One of my favorite teas is one that contains zero tea leaves. No, it’s not an herbal, it’s the Japanese green tea, Hojicha. Hojicha contains only stems. Another creation from the early twentieth century, this concoction did not exist before mechanical harvesting. Hand harvesting of tea leaves allows for only the essential parts of the plant (leaves and buds, or tips) to be plucked, leaving stems and older leaves behind. With mechanical harvesting, however, a greater amount of the plant is taken (tips, leaves, and stems). The difference between the two is like trimming a bush leaf by leaf by hand and trimming the bush with a hedge trimmer. Mechanically harvested leaves must be separated from the stems to make tea, and the stems and stalks are often discarded.
Enter, once again, an ingenious Kyoto merchant who took the twiggy remains of the harvest and roasted them. The resulting brew tea, with its dark roasted flavor, has remained popular since.

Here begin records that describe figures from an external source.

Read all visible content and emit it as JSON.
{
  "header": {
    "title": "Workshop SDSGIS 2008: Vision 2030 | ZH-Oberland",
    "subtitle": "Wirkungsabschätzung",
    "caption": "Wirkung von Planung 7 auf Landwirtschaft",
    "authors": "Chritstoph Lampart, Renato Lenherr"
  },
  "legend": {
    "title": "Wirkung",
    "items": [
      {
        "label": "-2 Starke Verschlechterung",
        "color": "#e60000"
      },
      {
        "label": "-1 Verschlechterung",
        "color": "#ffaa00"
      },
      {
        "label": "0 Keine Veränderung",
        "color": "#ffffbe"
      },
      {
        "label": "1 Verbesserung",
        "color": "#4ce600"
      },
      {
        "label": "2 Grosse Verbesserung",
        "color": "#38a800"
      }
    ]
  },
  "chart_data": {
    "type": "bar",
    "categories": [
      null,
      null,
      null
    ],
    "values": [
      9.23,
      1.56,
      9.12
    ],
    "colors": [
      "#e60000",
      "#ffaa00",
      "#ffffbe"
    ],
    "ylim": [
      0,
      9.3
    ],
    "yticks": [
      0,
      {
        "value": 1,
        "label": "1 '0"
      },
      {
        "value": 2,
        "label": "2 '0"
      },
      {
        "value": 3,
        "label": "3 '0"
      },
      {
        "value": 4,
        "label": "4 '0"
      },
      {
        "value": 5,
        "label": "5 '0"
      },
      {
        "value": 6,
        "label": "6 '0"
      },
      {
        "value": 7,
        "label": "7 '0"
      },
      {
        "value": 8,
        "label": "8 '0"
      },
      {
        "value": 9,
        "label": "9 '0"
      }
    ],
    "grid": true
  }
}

My favorite Hojicha comes from Harney and Sons. They carry only the best quality teas and since they buy directly from growers, you’re always getting a fair price.
The tea itself looks quite different than most green teas. All you get with Hojicha are little golden twigs of varying lengths, fairly uniform copper color. You’ll likely notice the smell of the twigs first as they give a lovely roasted scent.
Steep your twigs at 175 degrees Fahrenheit for about 3 minutes.
As the dried teas will look very different than a standard green tea, so the liquor color differs. Hojicha is a reddish brown, almost like a caramel color. The aromas are warm toasted flavors. It is not smoky like a camp fire, but is more like woodsy roasted scent.
Light bodied, the liquor is smooth with flavors reminiscent of toasted nuts. Rather than a meatiness that one may except with a nut flavor, you’ll experience a pleasant woodiness.
Because of the robustness of this tea, I often use it to introduce coffee drinkers to the expansive world tea.
If necessity is the mother of invention, then energy is the father. Recognizing a problem is one thing. Seeking a solution to it is something entirely different. Creating is costly, whether it be a solution to a problem – like making something from the byproducts of mechanical tea production – or a painting a masterpiece, as it takes energy.
Our energy is our most valuable resource.
Renewable, yes, but it should not be spent unwisely. Often people will spend exorbitant amounts of their precious energy on things that do not offer a valuable level of return. Time-sucks, they are often called, because they take up so much of our time, but they really feed on our energy. Tasks that you dread seem to be the hungriest of all.
We ought, therefore, to be conscious of our energy. To manage it versus trying to manage our time, our calendars, or those tasks and people around us.